Beasts of No Nation, le premier film produit par Netflix, est bien plus qu’un film de guerre

Hier j’ai vu le premier film de l’histoire du cinéma entièrement produit par un service de vidéo streaming payant, le géant américain Netflix. Et le moins que je puisse dire est que j’ai pris une belle baffe en visionnant ce film de guerre, Beasts Of No Nation, un film de guerre vraiment pas comme les autres. Réalisé par le génie de la première saison de True Detective, Cary Joji Fukunaga, le film nous plonge dans la violence crue et injuste d’un conflit civil en Afrique.

Beasts Of No Nation centre son histoire sur un enfant nommé Agu, qui se retrouve pris dans un déferlement de violence; le quotidien de certains d’Afrique tout simplement, et le quotidien d’un enfant devenu orphelin et qui intègre malgré lui les rangs d’une milice pour devenir cette Bête apatride. Il ne s’agit pas d’un film d’histoire, où la narration s’évertuerait à expliquer le pourquoi du comment d’un tel conflit. Non, ici le film parle de ces enfants, de leurs plongées soudaines et cruelles dans un univers de terreur, bien loin de leurs sages jeux de rues.

De la naissance des enfants soldats

Une décision majeure et fondamentale du film est de ne prendre place dans aucun des conflits existants: Beasts Of No Nation parle de toute l’Afrique et plus encore, de tous ces pays dont la violence s’inscrit comme culture. Ici le film ne cible aucun pays en particulier, aucune religion n’est visée, aucune idéologie n’est mise en avant pour justifier la cause et les actes des milices armées. Adapté d’une nouvelle parue en 2005, les « connaisseurs » pourraient s’échiner à trouver des ressemblances avec le cas du Nigéria, pays d’origine de l’écrivain, avec Boko Haram ou que sais-je encore, mais il me semble que le but du film n’est pas celui-là.

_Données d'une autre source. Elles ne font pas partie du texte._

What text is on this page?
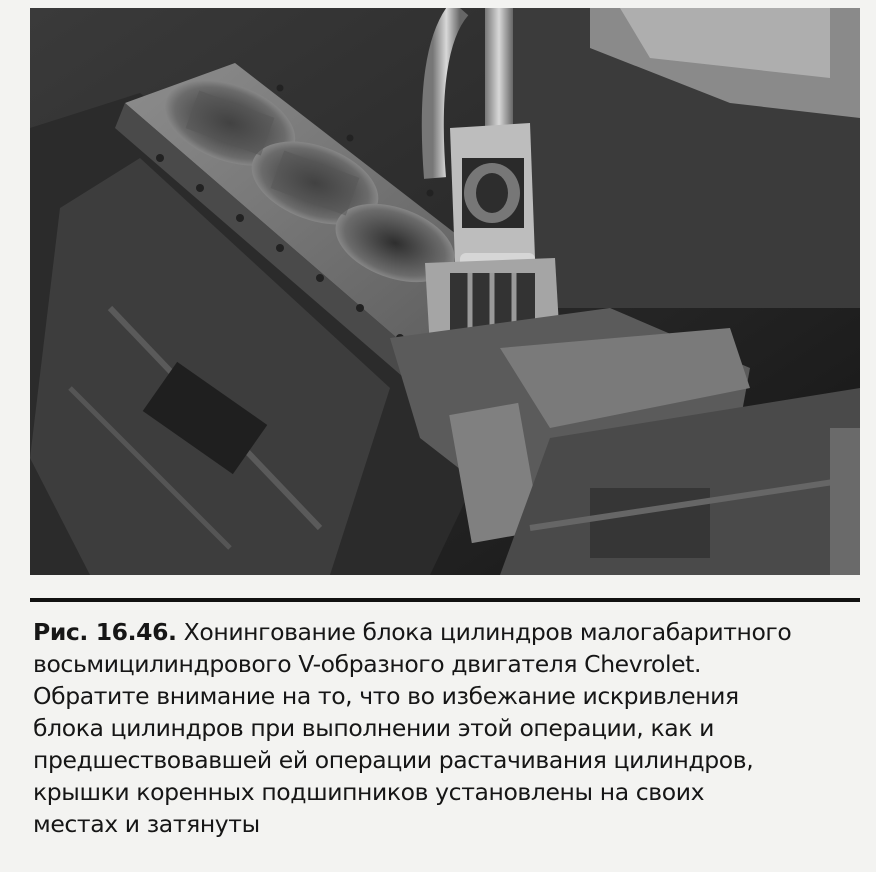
Рис. 16.46. Хонингование блока цилиндров малогабаритного
восьмицилиндрового V-образного двигателя Chevrolet.
Обратите внимание на то, что во избежание искривления
блока цилиндров при выполнении этой операции, как и
предшествовавшей ей операции растачивания цилиндров,
крышки коренных подшипников установлены на своих
местах и затянуты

D’ailleurs la réalisation de Fukunaga ne se focalise pas sur les détails en général, l’attaque du village d’Agu au début du film laisse planer de nombreuses questions, le spectateur attendant des réponses pour ces exactions. L’intérêt est ailleurs: montrer la désintégration totale de l’environnement social, familial d’un enfant et sa « reconversion » en machine de guerre, montrer aussi avec quelle facilité les seigneurs de guerre africains orchestrent ces massacres pour mieux embaucher de nouveaux enfants soldats par la suite.

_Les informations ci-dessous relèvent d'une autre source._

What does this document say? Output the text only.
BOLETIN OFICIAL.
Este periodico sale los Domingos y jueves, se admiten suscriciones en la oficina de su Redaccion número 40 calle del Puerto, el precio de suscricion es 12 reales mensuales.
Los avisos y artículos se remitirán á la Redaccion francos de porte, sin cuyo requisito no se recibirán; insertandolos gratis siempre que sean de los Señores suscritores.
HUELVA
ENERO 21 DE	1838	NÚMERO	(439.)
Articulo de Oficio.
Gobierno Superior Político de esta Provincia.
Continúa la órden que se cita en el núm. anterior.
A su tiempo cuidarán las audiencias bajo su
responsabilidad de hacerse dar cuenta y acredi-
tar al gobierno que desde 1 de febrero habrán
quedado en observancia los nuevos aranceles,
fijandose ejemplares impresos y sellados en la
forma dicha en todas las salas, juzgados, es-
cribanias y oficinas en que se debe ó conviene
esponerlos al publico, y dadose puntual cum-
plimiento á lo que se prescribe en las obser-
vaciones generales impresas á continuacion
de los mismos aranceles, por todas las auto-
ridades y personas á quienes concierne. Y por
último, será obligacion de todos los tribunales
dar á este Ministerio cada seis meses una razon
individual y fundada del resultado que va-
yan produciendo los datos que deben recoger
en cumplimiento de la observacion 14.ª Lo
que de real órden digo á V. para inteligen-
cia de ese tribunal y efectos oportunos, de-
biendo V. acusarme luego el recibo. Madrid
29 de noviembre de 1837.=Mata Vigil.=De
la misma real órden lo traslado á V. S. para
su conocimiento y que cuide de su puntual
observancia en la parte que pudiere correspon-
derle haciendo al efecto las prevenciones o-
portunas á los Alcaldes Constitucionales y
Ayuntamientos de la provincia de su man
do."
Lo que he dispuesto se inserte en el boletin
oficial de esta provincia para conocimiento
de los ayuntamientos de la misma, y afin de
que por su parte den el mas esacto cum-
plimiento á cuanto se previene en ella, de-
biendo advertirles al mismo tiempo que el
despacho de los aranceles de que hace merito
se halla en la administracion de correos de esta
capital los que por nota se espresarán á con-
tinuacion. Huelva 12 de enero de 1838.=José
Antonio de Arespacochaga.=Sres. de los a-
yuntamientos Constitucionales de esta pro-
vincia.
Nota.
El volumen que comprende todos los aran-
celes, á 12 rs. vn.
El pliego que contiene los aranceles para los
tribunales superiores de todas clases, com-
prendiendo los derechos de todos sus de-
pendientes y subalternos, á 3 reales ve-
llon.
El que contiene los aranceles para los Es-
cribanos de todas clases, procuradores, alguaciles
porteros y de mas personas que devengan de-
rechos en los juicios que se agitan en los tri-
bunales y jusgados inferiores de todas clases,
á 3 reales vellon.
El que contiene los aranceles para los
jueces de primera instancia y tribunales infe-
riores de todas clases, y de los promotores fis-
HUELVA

Le seigneur de guerre, ce père de substitution

Vient alors la figure ô combien charismatique d’Idris Elba (The Wire, Luther, Thor) qui illumine le film malgré un personnage sombre et imposant. Surnommé le Commandant, il est le chef de la milice ayant capturée Agu, un seigneur de guerre que le réalisateur a choisi de dévoiler, de faire tomber de son piédestal, en ôtant le masque de la simple virilité militaire. La personnalité de celui que l’on peut considérer comme un dictateur est alors plus troublante: le Commandant est un homme abîmé par les épreuves, dépressif et frustré comme en témoigne sa consommation de stupéfiant et ses demandes répétées aux enfants pour obtenir des faveurs sexuelles. Malgré le portrait peu flatteur, le Commandant devient peu à peu le père que ses enfants n’ont plus, la figure de l’autorité désormais manquante. Il est celui qui les guide, pour le meilleur et surtout pour le pire.

La jeunesse africaine sacrifiée est bien sûr au centre de l’échiquier Beasts Of No Nation, et le plus terrifiant pour le spectateur est de voir la facilité avec laquelle les petits soldats se débarrassent de leur condition d’enfants pour devenir une troupe d’assassins sans loi, ni honneur. Les scènes de combats viennent brutalement déchirer le calme relatif de la jungle, et les jeunes « fauves » lâchés massacrent les populations, menés par une seule motivation, celle de faire ce que les circonstances demandent, ni plus ni moins. Hier j’ai vu Beasts Of No nation et je vous le recommande vivement.